Behavioral and neurophysiological correlates of regret in rat decision-making on a neuroeconomic task. Steiner, Redish. Nature Neuroscience.

  1. Deals with regret as described in the RL literature as rats make decisions (they make a choice they can’t go back on, but may have gotten something better with a different choice)
  2. “In humans, the orbitofrontal cortex is active during expressions of regret, and humans with damage to the orbitofrontal cortex do not express regret.  In rats and nonhuman primates, both the orbitofrontal cortex and the ventral striatum have been implicated in reward computations.”
  3. In situations of high regret <presumably, the reward of the other option is presented, but not accessible> “… rats looked backwards toward the lost option, cells within orbitofrontal cortex and ventral striatum represented the missed action, rats were more likely to wait for the long delay, and rats rushed through eating the food after that delay.
  4. “Disappointment is the realization that a realized outcome is worse than expected; regret is the realization that the worse than expected outcome is due to one’s own mistaken action… that the option taken resulted in a worse outcome than an alternative option or action would have.”
  5. “Orbitofrontal cortical neurons represent the chosen value of an expected future reward… [and] has been hypothesized to be critical for learning and decision making, particularly in the evaluation of expected outcomes.”
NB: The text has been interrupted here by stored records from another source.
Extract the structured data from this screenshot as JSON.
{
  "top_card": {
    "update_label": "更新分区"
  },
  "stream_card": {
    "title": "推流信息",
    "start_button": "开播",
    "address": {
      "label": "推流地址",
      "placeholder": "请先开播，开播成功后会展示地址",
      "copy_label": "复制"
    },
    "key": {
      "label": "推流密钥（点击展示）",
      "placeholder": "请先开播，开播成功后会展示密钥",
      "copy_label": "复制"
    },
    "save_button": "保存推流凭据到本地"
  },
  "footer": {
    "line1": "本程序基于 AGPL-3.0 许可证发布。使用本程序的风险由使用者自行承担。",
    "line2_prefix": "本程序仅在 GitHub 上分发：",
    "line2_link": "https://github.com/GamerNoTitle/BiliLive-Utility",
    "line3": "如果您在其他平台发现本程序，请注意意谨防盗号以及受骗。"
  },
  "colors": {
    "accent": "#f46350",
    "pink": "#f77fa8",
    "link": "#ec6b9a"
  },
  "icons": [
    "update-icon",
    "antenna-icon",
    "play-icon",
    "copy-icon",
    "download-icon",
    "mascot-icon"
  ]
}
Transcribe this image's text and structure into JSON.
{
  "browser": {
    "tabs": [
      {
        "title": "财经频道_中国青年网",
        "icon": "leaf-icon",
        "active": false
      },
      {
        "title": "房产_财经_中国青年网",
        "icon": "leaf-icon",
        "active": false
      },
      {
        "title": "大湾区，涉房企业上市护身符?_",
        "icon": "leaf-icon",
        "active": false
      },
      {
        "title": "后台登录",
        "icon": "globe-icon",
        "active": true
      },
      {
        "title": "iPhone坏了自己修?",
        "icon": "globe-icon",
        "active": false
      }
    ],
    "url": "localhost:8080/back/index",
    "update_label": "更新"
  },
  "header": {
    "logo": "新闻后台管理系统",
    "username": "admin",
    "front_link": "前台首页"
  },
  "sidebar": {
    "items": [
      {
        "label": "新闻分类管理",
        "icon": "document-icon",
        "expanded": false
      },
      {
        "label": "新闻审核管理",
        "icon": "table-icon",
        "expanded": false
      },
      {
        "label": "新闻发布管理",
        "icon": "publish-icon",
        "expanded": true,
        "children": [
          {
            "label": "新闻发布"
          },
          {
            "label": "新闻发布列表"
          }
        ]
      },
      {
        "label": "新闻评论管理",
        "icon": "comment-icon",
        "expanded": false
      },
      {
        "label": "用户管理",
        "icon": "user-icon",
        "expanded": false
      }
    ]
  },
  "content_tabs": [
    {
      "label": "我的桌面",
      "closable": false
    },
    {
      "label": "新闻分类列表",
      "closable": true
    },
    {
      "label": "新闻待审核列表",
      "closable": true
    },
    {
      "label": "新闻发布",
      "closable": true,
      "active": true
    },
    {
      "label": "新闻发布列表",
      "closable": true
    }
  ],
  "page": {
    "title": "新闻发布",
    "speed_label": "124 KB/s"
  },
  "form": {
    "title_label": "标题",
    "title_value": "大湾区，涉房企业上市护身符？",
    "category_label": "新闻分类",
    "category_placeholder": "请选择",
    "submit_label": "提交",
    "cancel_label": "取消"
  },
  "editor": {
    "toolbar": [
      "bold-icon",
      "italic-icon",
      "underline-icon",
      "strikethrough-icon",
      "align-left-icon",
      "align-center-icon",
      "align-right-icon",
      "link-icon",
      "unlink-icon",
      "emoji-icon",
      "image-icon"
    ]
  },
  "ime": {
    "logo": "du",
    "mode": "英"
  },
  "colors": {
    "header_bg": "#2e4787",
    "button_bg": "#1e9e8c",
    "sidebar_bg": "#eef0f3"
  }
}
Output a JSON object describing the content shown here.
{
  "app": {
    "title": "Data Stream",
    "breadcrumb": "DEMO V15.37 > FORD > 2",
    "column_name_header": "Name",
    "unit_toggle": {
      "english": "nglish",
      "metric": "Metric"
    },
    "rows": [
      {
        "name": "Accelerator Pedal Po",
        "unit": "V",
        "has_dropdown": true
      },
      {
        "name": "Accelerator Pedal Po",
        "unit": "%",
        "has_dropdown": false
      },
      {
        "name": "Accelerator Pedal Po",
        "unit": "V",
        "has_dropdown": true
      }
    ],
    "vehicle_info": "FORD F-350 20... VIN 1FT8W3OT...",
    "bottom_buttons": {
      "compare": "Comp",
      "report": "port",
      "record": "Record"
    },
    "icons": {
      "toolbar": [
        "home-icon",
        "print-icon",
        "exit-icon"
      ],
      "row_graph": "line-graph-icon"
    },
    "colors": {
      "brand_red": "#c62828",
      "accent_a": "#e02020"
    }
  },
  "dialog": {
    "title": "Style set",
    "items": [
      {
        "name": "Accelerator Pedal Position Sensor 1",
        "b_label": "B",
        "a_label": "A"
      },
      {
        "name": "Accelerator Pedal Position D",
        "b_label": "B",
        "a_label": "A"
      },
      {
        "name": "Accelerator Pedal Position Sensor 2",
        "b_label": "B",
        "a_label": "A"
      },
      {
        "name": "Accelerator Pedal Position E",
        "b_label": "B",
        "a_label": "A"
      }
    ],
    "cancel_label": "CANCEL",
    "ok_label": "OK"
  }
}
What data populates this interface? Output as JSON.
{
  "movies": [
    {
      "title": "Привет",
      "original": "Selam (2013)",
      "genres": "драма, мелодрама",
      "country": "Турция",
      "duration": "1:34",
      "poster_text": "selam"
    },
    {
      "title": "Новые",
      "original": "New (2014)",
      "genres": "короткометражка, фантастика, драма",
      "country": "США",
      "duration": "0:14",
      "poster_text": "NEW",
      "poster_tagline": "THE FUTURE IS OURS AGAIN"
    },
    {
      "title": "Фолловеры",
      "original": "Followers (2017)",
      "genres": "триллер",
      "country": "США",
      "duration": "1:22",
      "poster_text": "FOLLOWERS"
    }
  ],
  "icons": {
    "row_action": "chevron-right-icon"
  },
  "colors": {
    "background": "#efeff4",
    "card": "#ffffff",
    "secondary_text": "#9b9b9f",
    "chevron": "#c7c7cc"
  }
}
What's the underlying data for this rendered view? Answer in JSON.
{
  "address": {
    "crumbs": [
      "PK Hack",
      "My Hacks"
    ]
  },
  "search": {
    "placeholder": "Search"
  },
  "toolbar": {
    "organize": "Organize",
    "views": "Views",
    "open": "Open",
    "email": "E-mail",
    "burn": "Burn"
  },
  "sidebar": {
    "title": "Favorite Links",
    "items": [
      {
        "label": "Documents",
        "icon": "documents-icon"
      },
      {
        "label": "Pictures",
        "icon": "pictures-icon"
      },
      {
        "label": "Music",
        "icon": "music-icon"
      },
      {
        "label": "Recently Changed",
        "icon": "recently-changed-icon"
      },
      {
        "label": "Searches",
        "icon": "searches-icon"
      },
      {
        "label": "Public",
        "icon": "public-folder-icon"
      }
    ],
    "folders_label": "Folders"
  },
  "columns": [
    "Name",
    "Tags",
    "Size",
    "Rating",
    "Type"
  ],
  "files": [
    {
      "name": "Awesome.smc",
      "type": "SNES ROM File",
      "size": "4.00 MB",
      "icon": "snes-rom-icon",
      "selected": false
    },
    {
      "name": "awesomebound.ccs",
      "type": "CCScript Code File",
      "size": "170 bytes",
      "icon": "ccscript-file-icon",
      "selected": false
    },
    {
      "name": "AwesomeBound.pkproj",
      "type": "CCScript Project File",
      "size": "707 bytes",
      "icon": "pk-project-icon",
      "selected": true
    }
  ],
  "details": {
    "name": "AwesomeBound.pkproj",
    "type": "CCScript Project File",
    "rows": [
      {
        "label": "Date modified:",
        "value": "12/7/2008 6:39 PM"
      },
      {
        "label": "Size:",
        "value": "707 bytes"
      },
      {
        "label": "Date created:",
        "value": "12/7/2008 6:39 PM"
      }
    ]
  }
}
  6. Ventral striatum is also implicated in evaluation of outcomes
  7. In rats, neural recordings show VS and OFC deal with reward, reward/value predictions.  “In the rat, lesion studies suggest that orbitofrontal cortex is necessary for recognition of reward-related changes that require inference, such as flavor and kind, while vStr is necessary for recognition of any changes that affect value.  In rats deliberating at choice points, vStr reward representations are transiently active before and during the reorientation process, but reward representations in OFC are only active after the reorientation process is complete.”
  8. The experiments are somewhat along the lines of the secretary problem – rats run around a loop and can stop at one of a number of places to get food.  When entering an area, a stochastic wait time (until food was released) was introduced.  A tone after entering indicated how long the wait would be.  Rats could either decide to wait for the food or proceed on.  Delays were IID and uniformly distributed
  9. Experiment run on 4 different rats – they all basically took a threshold approach where if the wait was less than a certain value they would wait, and otherwise they would move on.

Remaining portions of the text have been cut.